«Canadiens perdus»: Ottawa veut plus de temps pour élaborer un projet de loi

OTTAWA — Un nombre indéterminé de personnes deviendront automatiquement des citoyens canadiens la semaine prochaine si la Cour supérieure de l’Ontario n’accorde pas au gouvernement fédéral une troisième prolongation pour régler le problème des «Canadiens perdus», a plaidé Ottawa jeudi devant le tribunal.

Ceux qu’on appelle les «Canadiens perdus» sont ces personnes nées à l’extérieur du pays de parents canadiens mais eux-mêmes nés à l’étranger.

En 2009, le gouvernement du premier ministre conservateur Stephen Harper avait modifié la Loi sur la citoyenneté afin que les citoyens canadiens nés à l’étranger ne puissent transmettre leur citoyenneté à moins que leur enfant ne soit né au Canada. Mais à la fin de l’année dernière, la Cour supérieure de l’Ontario a statué que cette disposition de la loi était inconstitutionnelle, car elle créait deux classes de citoyens.

Le gouvernement a jusqu’au 19 décembre pour modifier la Loi sur la citoyenneté afin de répondre à cette décision. Il demande maintenant à la cour une troisième prolongation, après avoir obtenu des délais en juin et en août derniers.

Devant le tribunal jeudi, le gouvernement a demandé que la date limite du 19 décembre soit repoussée de trois mois, jusqu’au 19 mars 2025, afin de lui donner plus de temps pour faire adopter un projet de loi au Parlement.

Les libéraux ont proposé en mai des amendements à la Loi sur la citoyenneté afin d’accorder la citoyenneté à ces «Canadiens perdus», mais le projet de loi n’a commencé à être débattu qu’en septembre. Il a depuis été mis de côté, car une bataille de procédures entre les conservateurs et les libéraux aux Communes retarde la plupart des travaux de la Chambre.

Le projet de loi prévoit que toute personne répondant aux critères habituels serait admissible à la citoyenneté si ses parents ont passé en tout trois ans au Canada avant sa naissance.

Dans son dossier soumis à la cour, le bureau du procureur général soutient que si la loi de l’époque Harper devait expirer la semaine prochaine, cela créerait un «vide juridique», par lequel la citoyenneté serait appliquée de manière incohérente et entraînerait un nombre indéterminé de personnes devenant subitement citoyens canadiens.

L’équipe juridique représentant sept familles de «Canadiens perdus» a plaidé qu’avec les deux prolongations précédentes, le gouvernement avait eu bien assez de temps pour faire adopter la loi.
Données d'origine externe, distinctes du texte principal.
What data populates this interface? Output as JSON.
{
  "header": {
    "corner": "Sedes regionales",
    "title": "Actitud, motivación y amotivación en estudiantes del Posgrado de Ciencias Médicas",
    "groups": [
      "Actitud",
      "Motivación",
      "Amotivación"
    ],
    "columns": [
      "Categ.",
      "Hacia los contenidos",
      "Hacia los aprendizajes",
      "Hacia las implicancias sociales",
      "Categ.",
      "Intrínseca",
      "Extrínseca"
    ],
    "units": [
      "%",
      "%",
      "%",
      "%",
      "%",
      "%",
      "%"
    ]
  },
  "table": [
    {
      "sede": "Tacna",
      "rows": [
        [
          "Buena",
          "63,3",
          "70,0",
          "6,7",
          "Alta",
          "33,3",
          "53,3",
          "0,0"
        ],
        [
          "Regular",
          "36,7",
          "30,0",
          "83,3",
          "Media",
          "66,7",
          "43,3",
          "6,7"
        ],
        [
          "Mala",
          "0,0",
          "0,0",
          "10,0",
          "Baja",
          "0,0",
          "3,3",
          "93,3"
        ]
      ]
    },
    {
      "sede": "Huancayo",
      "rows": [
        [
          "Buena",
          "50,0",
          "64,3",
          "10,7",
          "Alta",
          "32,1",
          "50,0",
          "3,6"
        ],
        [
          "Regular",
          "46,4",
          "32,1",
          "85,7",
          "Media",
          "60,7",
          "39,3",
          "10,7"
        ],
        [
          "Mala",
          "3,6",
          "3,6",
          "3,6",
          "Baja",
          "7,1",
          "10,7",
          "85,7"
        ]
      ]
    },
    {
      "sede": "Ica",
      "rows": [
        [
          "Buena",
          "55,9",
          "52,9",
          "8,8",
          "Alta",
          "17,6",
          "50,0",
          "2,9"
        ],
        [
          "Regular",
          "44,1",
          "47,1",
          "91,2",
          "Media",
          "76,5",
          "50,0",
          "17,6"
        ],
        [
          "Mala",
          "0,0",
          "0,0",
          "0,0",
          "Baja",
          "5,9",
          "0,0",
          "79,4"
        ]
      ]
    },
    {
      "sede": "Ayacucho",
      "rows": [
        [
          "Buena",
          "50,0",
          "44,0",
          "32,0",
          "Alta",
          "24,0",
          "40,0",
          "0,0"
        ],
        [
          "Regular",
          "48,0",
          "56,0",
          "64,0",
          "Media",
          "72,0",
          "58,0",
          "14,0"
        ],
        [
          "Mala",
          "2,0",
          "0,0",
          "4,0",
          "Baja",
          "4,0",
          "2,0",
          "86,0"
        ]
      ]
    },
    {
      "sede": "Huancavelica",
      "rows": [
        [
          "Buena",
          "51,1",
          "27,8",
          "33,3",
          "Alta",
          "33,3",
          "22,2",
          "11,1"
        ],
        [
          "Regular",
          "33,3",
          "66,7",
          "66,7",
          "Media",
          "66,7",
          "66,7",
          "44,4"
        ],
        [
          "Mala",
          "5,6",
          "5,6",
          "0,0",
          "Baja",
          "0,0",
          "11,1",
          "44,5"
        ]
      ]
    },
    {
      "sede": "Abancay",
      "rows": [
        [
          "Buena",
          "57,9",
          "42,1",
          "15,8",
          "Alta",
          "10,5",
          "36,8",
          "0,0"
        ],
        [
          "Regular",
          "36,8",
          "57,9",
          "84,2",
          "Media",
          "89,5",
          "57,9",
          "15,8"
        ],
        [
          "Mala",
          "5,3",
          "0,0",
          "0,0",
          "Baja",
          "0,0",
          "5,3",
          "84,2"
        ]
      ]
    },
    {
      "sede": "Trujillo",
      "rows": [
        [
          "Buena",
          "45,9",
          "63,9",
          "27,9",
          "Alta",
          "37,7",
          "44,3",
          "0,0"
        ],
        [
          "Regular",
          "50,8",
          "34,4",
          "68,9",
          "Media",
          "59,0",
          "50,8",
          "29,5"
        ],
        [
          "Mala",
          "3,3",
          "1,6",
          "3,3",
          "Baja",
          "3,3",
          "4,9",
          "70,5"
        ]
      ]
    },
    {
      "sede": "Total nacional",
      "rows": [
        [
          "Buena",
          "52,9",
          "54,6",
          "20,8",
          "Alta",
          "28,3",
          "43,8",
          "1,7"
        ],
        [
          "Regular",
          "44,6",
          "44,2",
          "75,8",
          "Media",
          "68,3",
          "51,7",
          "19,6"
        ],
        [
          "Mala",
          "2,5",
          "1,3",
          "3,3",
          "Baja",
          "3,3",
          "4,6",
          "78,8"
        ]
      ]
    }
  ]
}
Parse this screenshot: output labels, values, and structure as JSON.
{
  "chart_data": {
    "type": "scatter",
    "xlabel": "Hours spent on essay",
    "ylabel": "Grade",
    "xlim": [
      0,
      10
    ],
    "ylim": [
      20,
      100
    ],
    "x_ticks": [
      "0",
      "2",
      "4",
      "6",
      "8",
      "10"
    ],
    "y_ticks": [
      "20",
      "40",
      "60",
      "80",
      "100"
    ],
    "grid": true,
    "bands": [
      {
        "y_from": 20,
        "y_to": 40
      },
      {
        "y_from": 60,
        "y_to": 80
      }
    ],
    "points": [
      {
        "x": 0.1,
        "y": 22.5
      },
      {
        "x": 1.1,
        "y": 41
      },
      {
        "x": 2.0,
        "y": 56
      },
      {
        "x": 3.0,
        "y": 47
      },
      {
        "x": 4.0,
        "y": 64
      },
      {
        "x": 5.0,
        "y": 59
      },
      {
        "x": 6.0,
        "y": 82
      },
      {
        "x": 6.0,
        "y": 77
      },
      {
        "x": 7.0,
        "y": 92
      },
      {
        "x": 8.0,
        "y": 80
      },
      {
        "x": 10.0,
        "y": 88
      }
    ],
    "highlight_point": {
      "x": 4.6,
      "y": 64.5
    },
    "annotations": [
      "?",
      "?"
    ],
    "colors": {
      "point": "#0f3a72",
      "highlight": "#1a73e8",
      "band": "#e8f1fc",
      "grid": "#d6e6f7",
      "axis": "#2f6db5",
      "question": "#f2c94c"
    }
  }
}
Le gouvernement fédéral montré du doigt

L’avocat Sujit Choudhry a soutenu que la prolongation ne devrait être accordée que pour un mois et demi, jusqu’au 3 février 2025. Il demande au tribunal d’évaluer le travail qui a été fait à Ottawa pour adopter le projet de loi et de décider s’il convient d’accorder une nouvelle prolongation.

Or, la Chambre des communes ajournera ses travaux le 17 décembre pour les Fêtes et les députés ne siégeront pas avant le 27 janvier 2025.

Me Choudhry soutient que le gouvernement n’a pas pris suffisamment de mesures pour adopter à temps le projet de loi. Malgré l’obstruction systématique d’une motion de privilège qui a paralysé la plupart des travaux de la Chambre des communes, le gouvernement a pu déposer et faire adopter d’autres projets de loi, a -t-il plaidé.

Le dossier du gouvernement soumis à la cour indique que le projet de loi sur la citoyenneté est «complexe et a des effets de grande portée»; il doit donc être soigneusement examiné et pris en considération par le Parlement.

Le projet de loi est actuellement à l’étape de la deuxième lecture à la Chambre des communes. Le Sénat procède également à une étude préliminaire de la pièce législative.

L’avocate du gouvernement, Hillary Adams, a déclaré qu’un plan pour faire progresser le projet de loi avait été élaboré, mais que le gouvernement n’avait pas le soutien nécessaire en Chambre pour suspendre le débat sur la question de privilège afin de l’adopter rapidement.

Elle a soutenu que cela ne signifie pas que le gouvernement est coupable d’outrage au tribunal si les choses ne se déroulent pas comme il le souhaiterait.

La juge Jasmine Akbarali a déclaré qu’elle était consciente du temps limité dont elle disposait pour rendre sa décision sur la prolongation et elle a déclaré qu’une décision serait bientôt prise.